Masayuki Suo (周防 正行, Suo Masayuki) is a Japanese film director. He is best known for his two Japan Academy Prize-winning films, Sumo Do, Sumo Don't (1992) and Shall We Dance? (1996).

==Life and career==
In 1982, along with filmmakers Yoshiho Fukuoka, Itsumichi Isomura, Toshiyuki Mizutani and Akira Yoneda, Suo founded a production company called Unit 5. Suo worked as an assistant director and appeared in the cast of Kiyoshi Kurosawa's directorial debut, the pink film Kandagawa Pervert Wars (1983). At this early stage in his career, Suo also wrote scripts for the pink film genre, such as Scanty Panty Doll: Pungent Aroma (1983). Suo first film as director was also in the pink film genre: Abnormal Family: Older Brother's Bride (1984), a film designed as a tribute and satire of Yasujirō Ozu's Tokyo Story. In his book on the pink film, Behind the Pink Curtain (2008), Jasper Sharp calls Abnormal Family: Older Brother's Bride an early masterpiece, and one of the wittiest films ever made in the genre. Suo not only pokes gentle fun at Ozu's story, but also mimics many of his stylistic techniques, such as shooting his actors from a low, tatami-mat angle, stiff and static characters speaking to each other with mis-matched eye-angles, and a simple, sentimental melody which accompanies the film. In the years since its release, the film has amused film students with the activity of locating and identifying Suo's many nods to Ozu and his oeuvre. Abnormal Family was Suo's only directorial work in the pink film genre.
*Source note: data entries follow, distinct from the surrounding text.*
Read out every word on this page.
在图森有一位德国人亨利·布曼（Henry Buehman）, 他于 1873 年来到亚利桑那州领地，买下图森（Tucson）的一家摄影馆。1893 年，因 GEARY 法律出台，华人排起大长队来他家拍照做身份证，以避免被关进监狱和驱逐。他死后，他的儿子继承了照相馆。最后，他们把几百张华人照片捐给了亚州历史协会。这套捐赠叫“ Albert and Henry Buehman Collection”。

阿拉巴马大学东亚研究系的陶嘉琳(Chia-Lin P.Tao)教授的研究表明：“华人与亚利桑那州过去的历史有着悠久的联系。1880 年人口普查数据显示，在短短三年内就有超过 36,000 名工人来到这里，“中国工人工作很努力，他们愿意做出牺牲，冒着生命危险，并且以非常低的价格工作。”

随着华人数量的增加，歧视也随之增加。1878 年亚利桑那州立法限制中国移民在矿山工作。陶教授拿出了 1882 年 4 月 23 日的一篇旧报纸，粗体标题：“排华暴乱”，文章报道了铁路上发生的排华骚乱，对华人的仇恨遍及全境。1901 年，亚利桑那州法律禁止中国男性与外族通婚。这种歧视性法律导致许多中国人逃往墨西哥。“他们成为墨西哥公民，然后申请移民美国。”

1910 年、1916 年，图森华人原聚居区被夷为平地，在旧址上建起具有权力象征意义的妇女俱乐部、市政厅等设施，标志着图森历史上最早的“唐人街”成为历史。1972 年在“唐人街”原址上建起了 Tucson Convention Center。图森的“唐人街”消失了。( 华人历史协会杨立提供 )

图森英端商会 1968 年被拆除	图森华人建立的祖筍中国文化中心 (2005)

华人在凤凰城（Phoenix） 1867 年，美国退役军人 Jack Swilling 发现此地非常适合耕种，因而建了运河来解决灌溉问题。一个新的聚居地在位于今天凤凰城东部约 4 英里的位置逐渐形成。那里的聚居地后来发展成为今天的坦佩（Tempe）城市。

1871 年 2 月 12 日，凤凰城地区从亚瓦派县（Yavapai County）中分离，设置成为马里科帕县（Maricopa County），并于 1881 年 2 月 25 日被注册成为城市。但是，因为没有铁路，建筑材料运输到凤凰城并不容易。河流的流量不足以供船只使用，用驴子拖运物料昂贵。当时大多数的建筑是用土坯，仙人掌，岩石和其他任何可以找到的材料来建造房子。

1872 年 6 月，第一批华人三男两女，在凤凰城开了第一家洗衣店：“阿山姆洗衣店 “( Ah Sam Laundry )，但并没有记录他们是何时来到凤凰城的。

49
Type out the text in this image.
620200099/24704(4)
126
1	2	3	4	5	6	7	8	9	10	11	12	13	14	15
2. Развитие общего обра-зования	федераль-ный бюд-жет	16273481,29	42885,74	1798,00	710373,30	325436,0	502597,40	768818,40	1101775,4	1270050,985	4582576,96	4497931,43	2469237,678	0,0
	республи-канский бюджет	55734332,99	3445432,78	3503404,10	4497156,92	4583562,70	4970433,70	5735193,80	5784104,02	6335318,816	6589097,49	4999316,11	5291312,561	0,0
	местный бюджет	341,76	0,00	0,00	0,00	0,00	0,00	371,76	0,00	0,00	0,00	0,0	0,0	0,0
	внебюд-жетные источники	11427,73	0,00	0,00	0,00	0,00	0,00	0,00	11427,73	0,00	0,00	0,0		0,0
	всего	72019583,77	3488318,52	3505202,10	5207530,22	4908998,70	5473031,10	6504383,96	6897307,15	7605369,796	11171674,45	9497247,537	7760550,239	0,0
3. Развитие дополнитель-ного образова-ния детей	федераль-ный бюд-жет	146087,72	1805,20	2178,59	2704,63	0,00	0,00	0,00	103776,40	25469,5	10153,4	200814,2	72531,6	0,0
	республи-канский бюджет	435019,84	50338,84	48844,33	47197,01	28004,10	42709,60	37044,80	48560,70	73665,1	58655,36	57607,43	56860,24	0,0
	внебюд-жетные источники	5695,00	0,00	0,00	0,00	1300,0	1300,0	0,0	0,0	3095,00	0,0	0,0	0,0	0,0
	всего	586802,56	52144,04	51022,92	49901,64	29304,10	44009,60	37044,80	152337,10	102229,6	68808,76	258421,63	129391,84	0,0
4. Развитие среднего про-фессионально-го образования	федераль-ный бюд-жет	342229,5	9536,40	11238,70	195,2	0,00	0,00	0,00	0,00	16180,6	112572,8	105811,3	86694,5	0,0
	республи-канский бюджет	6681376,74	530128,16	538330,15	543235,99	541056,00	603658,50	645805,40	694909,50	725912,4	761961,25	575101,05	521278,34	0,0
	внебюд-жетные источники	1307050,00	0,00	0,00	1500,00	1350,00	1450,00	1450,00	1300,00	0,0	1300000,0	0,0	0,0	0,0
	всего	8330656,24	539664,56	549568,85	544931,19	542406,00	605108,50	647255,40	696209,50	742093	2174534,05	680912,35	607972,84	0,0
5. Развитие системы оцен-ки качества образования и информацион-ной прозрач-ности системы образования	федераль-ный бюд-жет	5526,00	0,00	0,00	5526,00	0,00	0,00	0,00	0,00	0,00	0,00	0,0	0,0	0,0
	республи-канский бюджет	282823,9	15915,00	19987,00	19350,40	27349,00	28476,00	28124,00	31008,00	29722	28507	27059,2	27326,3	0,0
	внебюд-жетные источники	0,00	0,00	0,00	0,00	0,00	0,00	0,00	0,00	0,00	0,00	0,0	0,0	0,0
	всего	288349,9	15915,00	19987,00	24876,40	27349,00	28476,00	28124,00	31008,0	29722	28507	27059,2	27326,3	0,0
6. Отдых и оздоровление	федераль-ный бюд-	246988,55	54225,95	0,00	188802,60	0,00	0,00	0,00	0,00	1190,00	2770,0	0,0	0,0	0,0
He next worked for Juzo Itami, to film "making of" pieces for that director's A Taxing Woman (1987) and A Taxing Woman 2 (1988). He made his regular feature film debut with Fancy Dance in 1989, and won the Directors Guild of Japan New Directors Award for his next feature, Sumo Do, Sumo Don't, in 1991.

Suo's 1996 Shall We Dance? won fourteen awards at the Japanese Academy Awards including Best Actor, Best Actress, Best Director and Best Film and performed strongly in U.S. theaters. In 2006, Suo directed I Just Didn't Do It, a legal film starring Ryo Kase. It was followed by the 2012 medical-themed film A Terminal Trust. His musical film, Lady Maiko, screened at the 2014 Shanghai International Film Festival.

==Style and influences==
In a 1997 interview with IndieWire, Suo talked about his filmmaking style:"The most important thing for me in movie making is to love the characters of the movie, so even though you only have a few seconds with a character, that person has to have his own life. Therefore, I want to respect it, I want to make movies where each character has his own individuality."

==Filmography==
===Fiction===
- Abnormal Family: Older Brother's Bride (1984) also known as Spring Bride, Daughter-in-Law, or My Brother's Wife
- Fancy Dance (1989) also known as Manic Zen
- Sumo Do, Sumo Don't (1992)
- Shall We Dance? (1996)
- I Just Didn't Do It (2006)
- A Terminal Trust (2012)
- Lady Maiko (2014), also known as Maiko a Lady or My Fairy Lady. It is considered as the first Geisha musical movie.
- Talking the Pictures (2019)

===Documentary===
- Making of A Taxing Woman (1987)
- Making of A Taxing Woman 2 (1988)
- Dancing Chaplin (2010)

== Writings ==
"Naze Ozu Dattanoka" in Ozu Yasujiro Taizen (The Complete Book of Ozu Yasujiro) by Matsuura Kanji and Miyamoto Akiko (Asahi Shimbun Publications Inc. 2019) ISBN 9784022515995

==Awards and honors==
- 1993 Japan Academy Prize for Director of the Year – Sumo Do, Sumo Don't
- 1997 Japan Academy Prize for Director of the Year – Shall We Dance?